June is Child Vision Awareness Month

how to protect your child's visionSchool’s out for summer! While kids are enjoying time away from whiteboards, classrooms and homework, now is the perfect time to assess your child’s vision and schedule an exam with an eye doctor.

Vision is integral to a child’s brain development and growth. Babies learn to use their eyes — from focusing to movement and using both eyes as a team — over time, just like they learn to walk and talk. As an infant grows, the brain is also learning how to use visual information sent from the eyes. Undiagnosed vision conditions or impairments affect how the brain uses the eyes to see; the longer the problem goes on, the more a child’s brain learns to accommodate the problem. Uncorrected vision can create social, academic and even athletic barriers throughout a child’s life.

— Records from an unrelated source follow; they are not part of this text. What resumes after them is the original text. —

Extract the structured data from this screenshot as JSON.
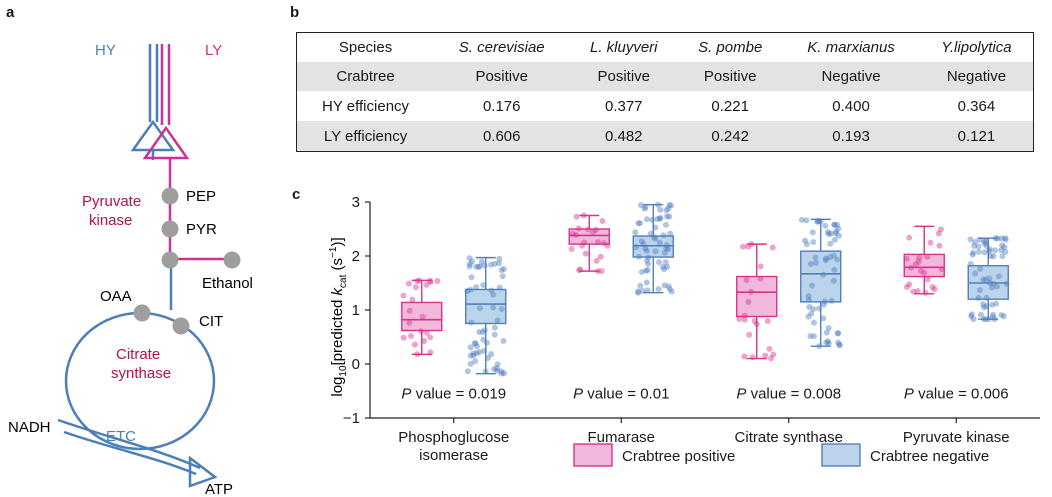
{
  "panels": {
    "a": "a",
    "b": "b",
    "c": "c"
  },
  "panel_a": {
    "HY": "HY",
    "LY": "LY",
    "pyruvate_kinase_1": "Pyruvate",
    "pyruvate_kinase_2": "kinase",
    "PEP": "PEP",
    "PYR": "PYR",
    "Ethanol": "Ethanol",
    "OAA": "OAA",
    "CIT": "CIT",
    "citrate_1": "Citrate",
    "citrate_2": "synthase",
    "NADH": "NADH",
    "ETC": "ETC",
    "ATP": "ATP",
    "colors": {
      "HY": "#4a7fb8",
      "LY": "#c9329a",
      "enzyme": "#b5124a",
      "node": "#9e9e9e"
    }
  },
  "table_b": {
    "header": [
      "Species",
      "S. cerevisiae",
      "L. kluyveri",
      "S. pombe",
      "K. marxianus",
      "Y.lipolytica"
    ],
    "rows": [
      [
        "Crabtree",
        "Positive",
        "Positive",
        "Positive",
        "Negative",
        "Negative"
      ],
      [
        "HY efficiency",
        "0.176",
        "0.377",
        "0.221",
        "0.400",
        "0.364"
      ],
      [
        "LY efficiency",
        "0.606",
        "0.482",
        "0.242",
        "0.193",
        "0.121"
      ]
    ]
  },
  "chart_data": {
    "type": "box",
    "ylabel_prefix": "log",
    "ylabel_sub": "10",
    "ylabel_mid": "[predicted ",
    "ylabel_k": "k",
    "ylabel_ksub": "cat",
    "ylabel_unit": " (s",
    "ylabel_sup": "−1",
    "ylabel_end": ")]",
    "ylim": [
      -1,
      3
    ],
    "yticks": [
      -1,
      0,
      1,
      2,
      3
    ],
    "categories": [
      {
        "lines": [
          "Phosphoglucose",
          "isomerase"
        ],
        "p_label": "P",
        "p_value": " value = 0.019"
      },
      {
        "lines": [
          "Fumarase"
        ],
        "p_label": "P",
        "p_value": " value = 0.01"
      },
      {
        "lines": [
          "Citrate synthase"
        ],
        "p_label": "P",
        "p_value": " value = 0.008"
      },
      {
        "lines": [
          "Pyruvate kinase"
        ],
        "p_label": "P",
        "p_value": " value = 0.006"
      }
    ],
    "series": [
      {
        "name": "Crabtree positive",
        "color": "#d6338f",
        "fill": "#f2b8dc",
        "boxes": [
          {
            "min": 0.18,
            "q1": 0.62,
            "median": 0.82,
            "q3": 1.14,
            "max": 1.55
          },
          {
            "min": 1.72,
            "q1": 2.22,
            "median": 2.38,
            "q3": 2.5,
            "max": 2.75
          },
          {
            "min": 0.1,
            "q1": 0.88,
            "median": 1.33,
            "q3": 1.62,
            "max": 2.22
          },
          {
            "min": 1.3,
            "q1": 1.62,
            "median": 1.79,
            "q3": 2.03,
            "max": 2.55
          }
        ]
      },
      {
        "name": "Crabtree negative",
        "color": "#4f7fbf",
        "fill": "#bcd3ec",
        "boxes": [
          {
            "min": -0.18,
            "q1": 0.75,
            "median": 1.11,
            "q3": 1.38,
            "max": 1.97
          },
          {
            "min": 1.32,
            "q1": 1.98,
            "median": 2.19,
            "q3": 2.37,
            "max": 2.95
          },
          {
            "min": 0.33,
            "q1": 1.15,
            "median": 1.67,
            "q3": 2.09,
            "max": 2.68
          },
          {
            "min": 0.83,
            "q1": 1.2,
            "median": 1.5,
            "q3": 1.82,
            "max": 2.33
          }
        ]
      }
    ]
  }
}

Since vision develops over time and is so important to helping a child fully develop and interact with the surrounding world, identifying any potential visual problems as early as possible is absolutely vital.

During infancy, signs of possible eye or vision problems including eyes that appear to constantly turn in or out, excessive tearing, red or encrusted eye lids, sensitivity to light or appearance of a white pupil — especially in flash photography where an eye would normally appear red.

Vision problems can affect a child’s performance and enjoyment at school. A child does as much as 80% of his or her learning through the eyes. Children who suffer from eye problems may avoid reading or other visual work, may strain or squint to see the chalkboard, or complete work with a lower level of comprehension. Straining and squinting can cause fatigue and headaches and discomfort. Undetected vision problems have similar behaviors and symptoms normally associated with learning disabilities like ADD or ADHD.

In addition to squinting or experiencing frequent headaches, these additional symptoms can indicate a vision problem:
• Rubbing their eyes
• Blinking frequently
• Squinting or straining to see
• Covering one eye
• Tilting head to one side
• Holding materials close to the face in order to read
• An eye turning in or out

Children may not tell you there’s a problem because they might believe that how they see the world is how everyone sees.

Vision changes frequently during school years through the age of 18; mild vision changes may continue into adulthood. Regular eye exams and eye care are important to detect and treat vision problems. If you notice these or other vision-related problems, contact your eye doctor to schedule an exam.